We need a cryptographically secure, decentralized naming system that can provide the basis for routing and secure transport of most traffic on the Internet. The current solutions (primarily DNS and TLS) are hierarchical and centralized. They are complicated. And since TLS asserts things about DNS, there is a fundamental divide between the data from the two systems. The TLS identity assurance is fragile and hierarchical, and the current system also makes changing and renewing certificates a very hard task.
So it is time to work on new protocols that solve these problems. In my mind, it is crucial to not separate TLS from DNS - they are intrinsically linked and any protocol trying to solve this problem should solve the problems with both protocols in one stroke.
In the next article I will talk about some of the existing solutions to these problems and what their benefits and drawbacks are.

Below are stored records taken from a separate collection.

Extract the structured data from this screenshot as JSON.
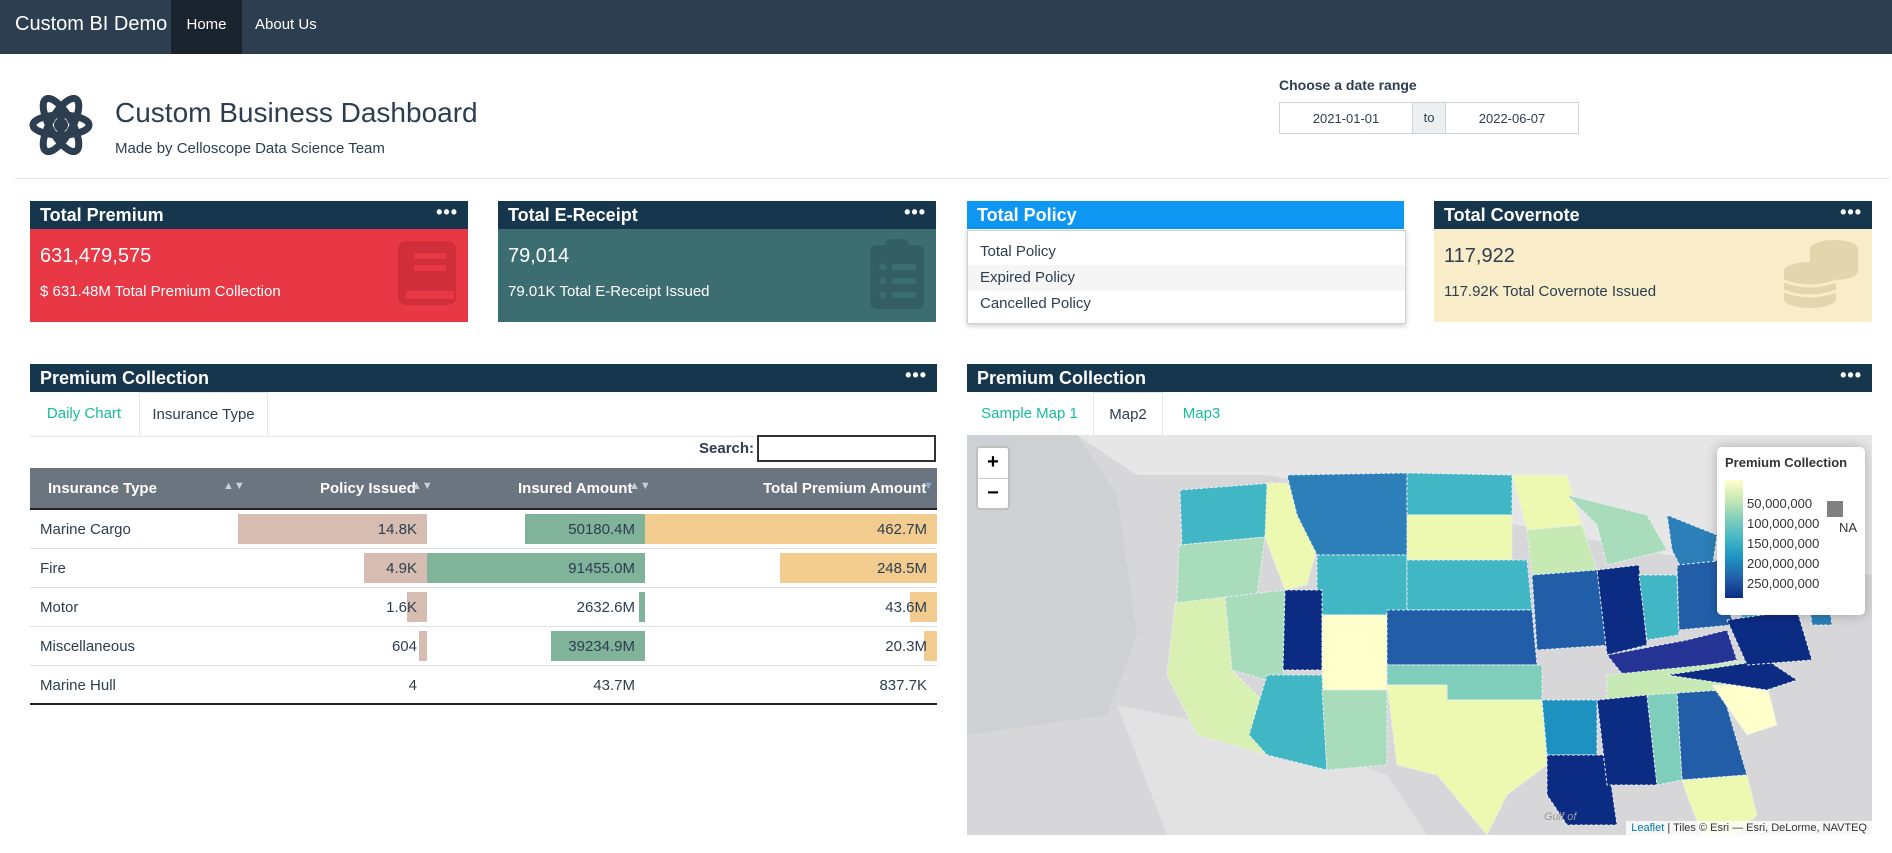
{
  "navbar": {
    "brand": "Custom BI Demo",
    "home": "Home",
    "about": "About Us"
  },
  "header": {
    "title": "Custom Business Dashboard",
    "subtitle": "Made by Celloscope Data Science Team",
    "logo_icon": "atom-icon"
  },
  "date_range": {
    "label": "Choose a date range",
    "start": "2021-01-01",
    "separator": "to",
    "end": "2022-06-07"
  },
  "cards": {
    "premium": {
      "title": "Total Premium",
      "menu": "•••",
      "value": "631,479,575",
      "subtitle": "$ 631.48M Total Premium Collection",
      "color": "#e83845",
      "icon": "book-icon"
    },
    "ereceipt": {
      "title": "Total E-Receipt",
      "menu": "•••",
      "value": "79,014",
      "subtitle": "79.01K Total E-Receipt Issued",
      "color": "#3c6e71",
      "icon": "clipboard-list-icon"
    },
    "policy": {
      "title": "Total Policy",
      "menu_options": [
        "Total Policy",
        "Expired Policy",
        "Cancelled Policy"
      ]
    },
    "covernote": {
      "title": "Total Covernote",
      "menu": "•••",
      "value": "117,922",
      "subtitle": "117.92K Total Covernote Issued",
      "color": "#f8ecc9",
      "icon": "coins-icon"
    }
  },
  "left_panel": {
    "title": "Premium Collection",
    "menu": "•••",
    "tabs": [
      "Daily Chart",
      "Insurance Type"
    ],
    "active_tab": "Insurance Type",
    "search_label": "Search:",
    "search_value": "",
    "columns": [
      "Insurance Type",
      "Policy Issued",
      "Insured Amount",
      "Total Premium Amount"
    ],
    "rows": [
      {
        "type": "Marine Cargo",
        "policy_issued": "14.8K",
        "insured_amount": "50180.4M",
        "total_premium": "462.7M",
        "policy_frac": 1.0,
        "insured_frac": 0.549,
        "premium_frac": 1.0
      },
      {
        "type": "Fire",
        "policy_issued": "4.9K",
        "insured_amount": "91455.0M",
        "total_premium": "248.5M",
        "policy_frac": 0.331,
        "insured_frac": 1.0,
        "premium_frac": 0.537
      },
      {
        "type": "Motor",
        "policy_issued": "1.6K",
        "insured_amount": "2632.6M",
        "total_premium": "43.6M",
        "policy_frac": 0.108,
        "insured_frac": 0.029,
        "premium_frac": 0.094
      },
      {
        "type": "Miscellaneous",
        "policy_issued": "604",
        "insured_amount": "39234.9M",
        "total_premium": "20.3M",
        "policy_frac": 0.041,
        "insured_frac": 0.429,
        "premium_frac": 0.044
      },
      {
        "type": "Marine Hull",
        "policy_issued": "4",
        "insured_amount": "43.7M",
        "total_premium": "837.7K",
        "policy_frac": 0.0,
        "insured_frac": 0.0,
        "premium_frac": 0.0
      }
    ],
    "bar_colors": {
      "policy": "#d7bdb1",
      "insured": "#81b29a",
      "premium": "#f2cc8f"
    }
  },
  "right_panel": {
    "title": "Premium Collection",
    "menu": "•••",
    "tabs": [
      "Sample Map 1",
      "Map2",
      "Map3"
    ],
    "active_tab": "Map2",
    "zoom_in": "+",
    "zoom_out": "−",
    "legend": {
      "title": "Premium Collection",
      "ticks": [
        "50,000,000",
        "100,000,000",
        "150,000,000",
        "200,000,000",
        "250,000,000"
      ],
      "na": "NA"
    },
    "attribution": {
      "leaflet": "Leaflet",
      "tiles": "| Tiles © Esri — Esri, DeLorme, NAVTEQ"
    },
    "map_label": "Gulf of"
  }
}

1 Compression and Integrity Checking
As mentioned above in this article, there are several severe problems with the complete TLS protocol. In my mind the two main ones are compression and how integrity checking happens. The problem with compression is that if the plain text of something being transferred is compressed before encryption, it is possible to find out information about the plain text by looking at the size of the encrypted content. The only requirement is that it is possible for you to put in text that will be returned in a response, which can easily be done using cookies for example. This is sometimes called a compression oracle, and was the main break in the CRIME attack in 2012 and in the BREACH attack in 2013. The only real solution for now is to turn off compression - so this is another part of TLS that exist but can’t safely be used anymore.